Aalto University: Design builds transformation capacity

Design provides useful tools to structure complex problems, quickly make ideas concrete, and work across organisational boundaries. It focuses on how development makes things desirable, viable and feasible, and how sustainability perspectives are brought to the center of products and services.

Though Finland is recognised for its strong technological know-how, fewer people realise that Aalto University also ranks as a global leader in the field of design (#6 in the 2021 & 2022 QS rankings). Designing Change is a quick and readable cross-section of Aalto’s world-class design research.

Design is a useful tool in any industry – for any organisation that wants to become more user-centric and learn to work more flexibly. Today, designers use systems thinking, empathy and foresight to increase an organisations’ understanding of customers and its strategic readiness for change. They also make new perspectives and opportunities on change visible.

Professor Anna Valtonen, an experienced senior leader at both Nokia and Aalto University, edited the book together with Petra Nikkinen. More than 30 professors, university teachers and researchers present their latest thinking in design research through examples. The book is especially recommended for corporate management and decision-makers, as well as potential design students.

Design is envisioning, creating and implementing
Big changes are also huge opportunities for organisations, and Designing Change focuses on the value of design in different contexts. For example, İdil Gaziulusoy writes about systemic changes that affect the future of societies as a whole. Alternative visions of future socio-technical and ecological systems can help to understand, motivate, and manage tense transitions.

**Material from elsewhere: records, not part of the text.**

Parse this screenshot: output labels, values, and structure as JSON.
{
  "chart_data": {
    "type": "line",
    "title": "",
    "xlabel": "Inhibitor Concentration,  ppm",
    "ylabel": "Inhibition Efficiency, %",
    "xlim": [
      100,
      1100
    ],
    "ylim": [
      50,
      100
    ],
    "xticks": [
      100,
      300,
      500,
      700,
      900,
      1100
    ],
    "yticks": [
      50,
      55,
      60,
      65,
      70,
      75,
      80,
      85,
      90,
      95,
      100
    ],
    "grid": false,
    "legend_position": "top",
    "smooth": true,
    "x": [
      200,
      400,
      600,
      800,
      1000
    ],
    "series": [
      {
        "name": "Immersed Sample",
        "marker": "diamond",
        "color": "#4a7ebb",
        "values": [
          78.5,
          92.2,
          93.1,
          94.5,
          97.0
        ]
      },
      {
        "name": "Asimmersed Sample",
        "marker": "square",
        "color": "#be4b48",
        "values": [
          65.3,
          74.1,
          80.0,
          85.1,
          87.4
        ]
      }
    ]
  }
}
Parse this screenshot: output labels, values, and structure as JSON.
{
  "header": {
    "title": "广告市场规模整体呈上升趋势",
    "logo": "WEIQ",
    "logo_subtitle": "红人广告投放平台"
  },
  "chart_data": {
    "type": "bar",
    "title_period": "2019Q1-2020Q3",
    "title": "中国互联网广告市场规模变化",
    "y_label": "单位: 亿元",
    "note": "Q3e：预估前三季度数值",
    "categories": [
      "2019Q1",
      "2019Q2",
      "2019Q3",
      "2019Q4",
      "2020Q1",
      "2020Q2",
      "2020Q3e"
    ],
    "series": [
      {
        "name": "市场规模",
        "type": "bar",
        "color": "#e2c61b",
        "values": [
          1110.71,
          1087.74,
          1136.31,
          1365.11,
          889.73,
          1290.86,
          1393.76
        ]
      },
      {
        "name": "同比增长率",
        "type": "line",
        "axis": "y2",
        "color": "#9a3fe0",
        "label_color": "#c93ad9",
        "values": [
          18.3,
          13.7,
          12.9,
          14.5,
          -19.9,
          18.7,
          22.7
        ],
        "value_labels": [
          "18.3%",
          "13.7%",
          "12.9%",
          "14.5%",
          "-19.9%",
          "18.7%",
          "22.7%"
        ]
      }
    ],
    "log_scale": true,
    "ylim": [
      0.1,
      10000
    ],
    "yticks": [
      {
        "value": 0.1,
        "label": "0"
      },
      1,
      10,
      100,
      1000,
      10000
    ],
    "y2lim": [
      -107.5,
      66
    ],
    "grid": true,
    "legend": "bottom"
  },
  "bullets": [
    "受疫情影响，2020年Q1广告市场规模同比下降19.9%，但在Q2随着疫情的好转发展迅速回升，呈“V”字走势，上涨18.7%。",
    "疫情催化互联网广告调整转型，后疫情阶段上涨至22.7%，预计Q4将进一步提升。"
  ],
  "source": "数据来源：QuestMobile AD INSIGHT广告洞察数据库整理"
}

Sampsa Hyysalo’s group has developed a co-visioning process that crosses organisational boundaries. The process has been successfully applied at the national, regional and municipal levels in the preparation of Finland’s high-level strategies on energy transition, low-carbon transport and biodiversity.

Kirsi Niinimäki presents a practical example of building a systemic transformation: creating paths from fast fashion to a more sustainable textile and fashion business.

Taija Turunen explains how self-organising and multidisciplinary teams can offer benefits in rapidly changing environments that require creative problem solving. Tua Björklund analyses how design develops a company’s ability to innovate even in uncertain and unstable conditions, where there is a need to start experimenting despite not yet knowing the target or desired outcome. Anna Valtonen’s chapter highlights the ability of organisational foresight to not only broaden understanding but also help seize new ideas and opportunities instead of just adapting.

Service design, biomaterial design and transition design – a constantly expanding concept of design
The book presents the wide scope of design research. Through its examples, the reader realises that there’s more to design than just visuals, that it has a much broader scope. Design is most effective when combined with other expert knowledge, such as leadership, systems thinking, technology, chemistry, materials research, or medicine.

At the macro level, designers help model and visualise the different options and impacts of complex and multi-level systemic changes. On the other hand, designers also have an impact at the micro level, such as experiments by Julia Lohmann and Pirjo Kääriäinen on renewable biomaterials.

Finnish design expertise took big leaps when technology companies such as Nokia and Kone invested in design in the 1990s. More recently, investments in service design and strong customer focus have helped OP bank, telecommunications pioneer Elisa and Finnish broadcasting company Yle compete against international giants.

Finland is an exceptional country in terms of how widely design is adopted in the public sector. This has increased the customer orientation of our public administration and built collaboration between different actors. However, strategic design still has a lot of room to grow, both in companies of all sizes and in the public sector.